Menangis aku sudah, diam aku lelah, tapi menikmati sebuah cinta yang hadir tidak pada waktunya, terasa salah. Jadi harus bagaimana lagi aku kini?

Di sebuah tempat makan dan minum, pada suatu senja.
Perempuan itu memainkan cangkir kopinya, dan memperhatikan uap panas yang mengepul, mengudara. Seandainya saja muncul Aladin disana, tokoh jin yang bisa mengabulkan permintaan tuannya, ingin sekali dia mengucapkan permohonan. Wahai tuan putri, apa gerangan yang engkau inginkan, hamba akan mengabulkan keinginan tuan. Lalu aku akan menjawab : beri aku mesin waktu, agar aku bisa menulis kembali ceritaku, mengubah takdirku, dan menemui cinta yang sesungguhnya.
“Hai, kamu melamun lagi”, suara itu membuyarkan kisah tuan putri dan jin baik hati.
Perempuan itu hanya tersenyum. Lalu memandangi laki-laki itu.
“Kamu juga lebih banyak diam saat bersamaku.”
“Aku sedang menikmati waktu ini, saat ini. Bukan berarti aku tak nyaman bersamamu.”
Laki-laki itu menghirup coklat panasnya perlahan, menghangatkan tenggorokan dan mungkin juga menenangkan degup jantungnya, yang selalu iramanya tak menentu ketika bersama perempuan yang hadir dalam khayalnya, mimpinya.
“Jadi seperti apa kita?” perempuan itu memecah kesunyian, setelah sekian waktu hanya terdengar denting sendok dan garpu dari meja di dekat mereka, diiringi suara musik yang mengalun lembut.
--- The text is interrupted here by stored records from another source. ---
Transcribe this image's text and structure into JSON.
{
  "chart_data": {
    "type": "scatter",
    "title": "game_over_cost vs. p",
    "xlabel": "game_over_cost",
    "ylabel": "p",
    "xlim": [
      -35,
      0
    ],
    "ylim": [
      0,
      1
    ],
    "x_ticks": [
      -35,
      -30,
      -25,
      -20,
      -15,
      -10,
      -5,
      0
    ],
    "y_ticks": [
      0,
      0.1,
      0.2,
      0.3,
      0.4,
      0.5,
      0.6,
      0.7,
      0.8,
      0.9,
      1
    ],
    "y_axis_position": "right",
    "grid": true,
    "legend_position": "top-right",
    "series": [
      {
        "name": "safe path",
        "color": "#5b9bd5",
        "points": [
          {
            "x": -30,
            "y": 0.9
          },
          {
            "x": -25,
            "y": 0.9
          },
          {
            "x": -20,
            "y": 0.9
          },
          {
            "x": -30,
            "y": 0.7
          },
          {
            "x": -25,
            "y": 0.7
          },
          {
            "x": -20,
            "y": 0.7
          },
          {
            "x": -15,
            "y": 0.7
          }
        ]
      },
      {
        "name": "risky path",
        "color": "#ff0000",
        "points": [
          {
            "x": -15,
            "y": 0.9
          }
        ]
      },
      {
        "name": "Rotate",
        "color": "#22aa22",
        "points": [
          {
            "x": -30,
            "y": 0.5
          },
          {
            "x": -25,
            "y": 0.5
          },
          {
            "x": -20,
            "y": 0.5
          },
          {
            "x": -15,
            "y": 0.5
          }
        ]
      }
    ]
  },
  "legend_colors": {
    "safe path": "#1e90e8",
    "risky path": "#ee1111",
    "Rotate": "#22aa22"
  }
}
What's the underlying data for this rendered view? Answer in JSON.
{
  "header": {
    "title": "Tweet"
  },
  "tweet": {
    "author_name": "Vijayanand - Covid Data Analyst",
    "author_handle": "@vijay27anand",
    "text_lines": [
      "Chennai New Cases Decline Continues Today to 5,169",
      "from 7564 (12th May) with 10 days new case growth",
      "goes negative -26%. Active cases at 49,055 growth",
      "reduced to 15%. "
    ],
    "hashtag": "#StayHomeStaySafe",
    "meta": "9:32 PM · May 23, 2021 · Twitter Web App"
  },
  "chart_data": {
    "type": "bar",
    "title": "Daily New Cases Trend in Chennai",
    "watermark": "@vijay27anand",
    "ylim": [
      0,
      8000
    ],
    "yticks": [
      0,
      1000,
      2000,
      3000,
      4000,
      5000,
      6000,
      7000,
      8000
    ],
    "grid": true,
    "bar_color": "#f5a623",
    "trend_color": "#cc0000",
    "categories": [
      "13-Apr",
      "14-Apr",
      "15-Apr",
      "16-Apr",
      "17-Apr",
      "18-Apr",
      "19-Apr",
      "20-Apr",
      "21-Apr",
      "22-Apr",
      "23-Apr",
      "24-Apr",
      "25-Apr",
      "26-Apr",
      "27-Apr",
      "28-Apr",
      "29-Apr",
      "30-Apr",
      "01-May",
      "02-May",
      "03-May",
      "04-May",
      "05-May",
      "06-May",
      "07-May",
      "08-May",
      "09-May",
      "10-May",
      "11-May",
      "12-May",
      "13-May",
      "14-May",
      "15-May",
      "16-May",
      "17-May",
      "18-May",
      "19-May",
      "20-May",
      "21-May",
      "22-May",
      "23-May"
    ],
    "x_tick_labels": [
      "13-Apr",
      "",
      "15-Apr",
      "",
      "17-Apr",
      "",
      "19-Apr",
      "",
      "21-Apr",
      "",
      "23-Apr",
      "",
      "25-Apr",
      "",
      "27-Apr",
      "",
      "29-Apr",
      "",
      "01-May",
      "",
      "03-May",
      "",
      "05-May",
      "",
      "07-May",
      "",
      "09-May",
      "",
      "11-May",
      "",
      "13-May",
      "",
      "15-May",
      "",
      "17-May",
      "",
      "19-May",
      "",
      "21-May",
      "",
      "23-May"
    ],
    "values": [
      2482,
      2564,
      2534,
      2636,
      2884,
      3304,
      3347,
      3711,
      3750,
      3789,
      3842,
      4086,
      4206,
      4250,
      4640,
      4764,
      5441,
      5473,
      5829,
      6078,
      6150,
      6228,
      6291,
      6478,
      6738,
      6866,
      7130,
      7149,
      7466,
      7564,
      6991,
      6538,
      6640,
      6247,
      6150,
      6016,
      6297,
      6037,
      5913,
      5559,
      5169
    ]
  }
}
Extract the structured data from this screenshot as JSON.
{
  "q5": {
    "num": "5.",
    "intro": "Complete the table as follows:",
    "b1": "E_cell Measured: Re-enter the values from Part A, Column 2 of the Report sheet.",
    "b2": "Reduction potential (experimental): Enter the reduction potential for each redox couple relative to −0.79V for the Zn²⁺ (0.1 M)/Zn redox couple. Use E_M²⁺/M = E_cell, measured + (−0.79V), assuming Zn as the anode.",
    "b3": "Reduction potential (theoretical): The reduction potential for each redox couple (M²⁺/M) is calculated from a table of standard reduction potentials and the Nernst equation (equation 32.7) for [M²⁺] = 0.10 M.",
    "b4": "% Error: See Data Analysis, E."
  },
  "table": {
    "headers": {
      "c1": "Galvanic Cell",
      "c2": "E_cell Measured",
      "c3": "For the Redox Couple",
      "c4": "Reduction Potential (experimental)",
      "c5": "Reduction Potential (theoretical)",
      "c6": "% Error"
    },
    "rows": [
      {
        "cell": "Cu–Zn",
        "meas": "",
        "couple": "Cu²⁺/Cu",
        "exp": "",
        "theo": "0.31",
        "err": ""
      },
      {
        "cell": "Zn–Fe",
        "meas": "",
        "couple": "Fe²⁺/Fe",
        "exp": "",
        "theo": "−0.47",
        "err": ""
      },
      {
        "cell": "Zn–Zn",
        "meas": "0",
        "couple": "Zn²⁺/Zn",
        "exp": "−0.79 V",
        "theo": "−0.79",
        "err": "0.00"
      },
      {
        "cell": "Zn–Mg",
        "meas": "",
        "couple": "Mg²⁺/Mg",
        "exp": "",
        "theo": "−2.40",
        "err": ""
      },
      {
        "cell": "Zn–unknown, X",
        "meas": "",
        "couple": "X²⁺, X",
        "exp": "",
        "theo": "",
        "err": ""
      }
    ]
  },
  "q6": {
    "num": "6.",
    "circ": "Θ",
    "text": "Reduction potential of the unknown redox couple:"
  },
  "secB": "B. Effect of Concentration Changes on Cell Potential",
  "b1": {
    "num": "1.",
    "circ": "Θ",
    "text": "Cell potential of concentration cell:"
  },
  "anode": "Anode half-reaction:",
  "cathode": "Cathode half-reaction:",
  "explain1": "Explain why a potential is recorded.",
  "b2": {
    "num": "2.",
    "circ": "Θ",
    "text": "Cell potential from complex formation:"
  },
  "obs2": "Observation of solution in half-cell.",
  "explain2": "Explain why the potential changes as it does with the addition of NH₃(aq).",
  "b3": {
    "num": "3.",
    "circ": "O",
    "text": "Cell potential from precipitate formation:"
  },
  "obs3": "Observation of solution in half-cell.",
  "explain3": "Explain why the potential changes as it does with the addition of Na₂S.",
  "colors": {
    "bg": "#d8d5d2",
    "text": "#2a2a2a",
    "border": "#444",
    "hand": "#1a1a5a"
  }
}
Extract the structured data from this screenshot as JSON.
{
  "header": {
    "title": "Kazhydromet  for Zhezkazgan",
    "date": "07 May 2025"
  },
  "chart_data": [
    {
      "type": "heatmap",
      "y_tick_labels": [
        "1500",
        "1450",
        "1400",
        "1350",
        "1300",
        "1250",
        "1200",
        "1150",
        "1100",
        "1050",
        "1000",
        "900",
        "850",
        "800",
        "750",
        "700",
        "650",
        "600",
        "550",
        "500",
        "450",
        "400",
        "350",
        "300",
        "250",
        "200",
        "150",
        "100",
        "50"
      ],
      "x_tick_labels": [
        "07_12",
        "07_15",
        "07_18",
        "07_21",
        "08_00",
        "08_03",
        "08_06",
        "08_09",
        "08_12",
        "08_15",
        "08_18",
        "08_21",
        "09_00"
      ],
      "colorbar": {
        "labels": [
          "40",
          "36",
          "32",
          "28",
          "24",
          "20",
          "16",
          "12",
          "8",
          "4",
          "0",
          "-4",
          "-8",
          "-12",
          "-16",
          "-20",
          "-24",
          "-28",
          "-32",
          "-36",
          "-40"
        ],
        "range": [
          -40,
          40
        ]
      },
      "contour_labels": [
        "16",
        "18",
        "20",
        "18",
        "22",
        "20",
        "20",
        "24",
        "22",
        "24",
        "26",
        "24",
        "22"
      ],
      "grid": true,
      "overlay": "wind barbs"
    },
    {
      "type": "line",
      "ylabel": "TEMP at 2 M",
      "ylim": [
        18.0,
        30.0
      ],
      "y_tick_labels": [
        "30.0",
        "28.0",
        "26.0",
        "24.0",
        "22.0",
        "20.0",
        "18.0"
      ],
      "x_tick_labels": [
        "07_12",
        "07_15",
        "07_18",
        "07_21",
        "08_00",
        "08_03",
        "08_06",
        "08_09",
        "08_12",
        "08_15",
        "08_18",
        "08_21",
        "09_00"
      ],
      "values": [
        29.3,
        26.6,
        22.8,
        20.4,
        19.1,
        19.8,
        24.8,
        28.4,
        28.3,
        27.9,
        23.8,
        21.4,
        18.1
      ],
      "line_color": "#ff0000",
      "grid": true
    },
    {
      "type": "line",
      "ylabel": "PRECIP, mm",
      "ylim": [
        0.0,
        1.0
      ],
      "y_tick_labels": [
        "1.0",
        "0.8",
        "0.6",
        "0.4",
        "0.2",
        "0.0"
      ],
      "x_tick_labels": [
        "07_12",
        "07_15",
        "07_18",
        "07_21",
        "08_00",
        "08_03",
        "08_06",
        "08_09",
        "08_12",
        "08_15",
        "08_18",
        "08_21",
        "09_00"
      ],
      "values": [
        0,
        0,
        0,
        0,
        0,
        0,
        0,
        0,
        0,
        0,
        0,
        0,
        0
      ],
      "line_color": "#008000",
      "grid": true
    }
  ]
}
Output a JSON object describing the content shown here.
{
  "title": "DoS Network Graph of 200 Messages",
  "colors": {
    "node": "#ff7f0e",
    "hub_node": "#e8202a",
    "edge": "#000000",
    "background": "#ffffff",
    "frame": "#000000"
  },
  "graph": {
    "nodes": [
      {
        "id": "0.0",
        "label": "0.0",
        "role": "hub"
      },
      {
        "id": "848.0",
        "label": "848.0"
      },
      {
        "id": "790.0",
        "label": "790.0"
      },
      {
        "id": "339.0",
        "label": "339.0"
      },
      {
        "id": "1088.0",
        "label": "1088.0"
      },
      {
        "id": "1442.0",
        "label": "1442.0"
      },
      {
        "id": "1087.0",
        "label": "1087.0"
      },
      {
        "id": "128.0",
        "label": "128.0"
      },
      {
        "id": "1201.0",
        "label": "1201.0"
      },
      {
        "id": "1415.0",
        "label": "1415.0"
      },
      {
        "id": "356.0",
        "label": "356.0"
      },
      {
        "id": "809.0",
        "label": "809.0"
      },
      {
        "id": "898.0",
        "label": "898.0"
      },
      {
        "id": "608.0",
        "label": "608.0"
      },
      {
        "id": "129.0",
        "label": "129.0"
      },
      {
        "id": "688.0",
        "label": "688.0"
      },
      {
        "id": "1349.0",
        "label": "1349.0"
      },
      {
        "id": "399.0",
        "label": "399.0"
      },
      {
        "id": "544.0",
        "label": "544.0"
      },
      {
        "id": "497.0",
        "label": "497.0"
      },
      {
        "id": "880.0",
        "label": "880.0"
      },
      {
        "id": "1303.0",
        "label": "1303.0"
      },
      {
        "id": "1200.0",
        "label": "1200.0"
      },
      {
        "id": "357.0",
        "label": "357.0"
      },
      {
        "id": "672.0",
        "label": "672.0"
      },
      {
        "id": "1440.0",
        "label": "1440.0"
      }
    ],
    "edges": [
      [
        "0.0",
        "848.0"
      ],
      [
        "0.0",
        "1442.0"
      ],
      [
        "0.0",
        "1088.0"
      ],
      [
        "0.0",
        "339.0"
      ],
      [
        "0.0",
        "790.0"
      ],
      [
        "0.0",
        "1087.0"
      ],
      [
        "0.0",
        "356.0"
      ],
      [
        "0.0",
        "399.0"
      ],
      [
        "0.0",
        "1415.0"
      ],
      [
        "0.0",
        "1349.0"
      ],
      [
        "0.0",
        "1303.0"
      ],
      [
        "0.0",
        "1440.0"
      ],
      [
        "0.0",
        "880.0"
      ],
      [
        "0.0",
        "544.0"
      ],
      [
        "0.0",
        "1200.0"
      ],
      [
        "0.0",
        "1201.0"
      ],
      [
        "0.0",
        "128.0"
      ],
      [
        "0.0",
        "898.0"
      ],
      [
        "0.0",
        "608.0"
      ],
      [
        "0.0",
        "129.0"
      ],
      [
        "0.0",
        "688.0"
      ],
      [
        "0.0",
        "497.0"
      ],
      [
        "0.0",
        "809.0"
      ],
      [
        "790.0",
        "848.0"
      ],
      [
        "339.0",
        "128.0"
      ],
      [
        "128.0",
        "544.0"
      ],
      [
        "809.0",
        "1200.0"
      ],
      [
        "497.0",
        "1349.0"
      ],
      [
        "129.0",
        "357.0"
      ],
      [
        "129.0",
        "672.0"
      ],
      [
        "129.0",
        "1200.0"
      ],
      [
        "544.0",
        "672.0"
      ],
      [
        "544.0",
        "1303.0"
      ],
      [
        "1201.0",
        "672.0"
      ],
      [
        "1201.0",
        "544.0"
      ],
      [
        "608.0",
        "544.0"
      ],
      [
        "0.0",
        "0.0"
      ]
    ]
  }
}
“Mengapa kamu senang sekali dengan topik itu? Tidak bisakah kita menikmati saja saat ini?”
“Apa kamu tidak merasa ada yang perlu diluruskan dengan cerita kita?”
“Apalagi yang kamu ragukan? Aku tahu, kamu hanya tidak yakin dengan kenyataan bahwa aku mencintaimu,” laki-laki itu berkata sambil mencoba menyelami isi hati si perempuan dengan menatap matanya. Mata yang dulu pernah begitu membuat dada seorang lelaki kecil berdentum kencang.
“Iya, kamu begitu tidak mungkin untukku,” perempuan itu menatap si laki-laki, terlihat bening, berair tipis.
“Harus bagaimana lagi aku?”
Perempuan itu diam. Aku mau kamu bisa selalu ada disisiku, aku mau kamu bisa aku peluk jika aku rindu padamu, aku mau kamu ada ketika aku butuh teman bicara, aku mau kamu tahu semua isi kepalaku, agar kamu tak perlu bertanya “harus bagaimana aku?”
“Hai, jawab pertanyaanku, kamu mau aku bagaimana?, suara laki-laki itu menghapus kata-kata yang bicara dalam diamnya si perempuan.
“Aku mau kamu selalu mencintaiku”, hanya itu yang keluar dari mulutnya. Dan dari semua yang diinginkannya, memang hanya itu saja yang rasanya bisa dilakukan. Mencintai, titik.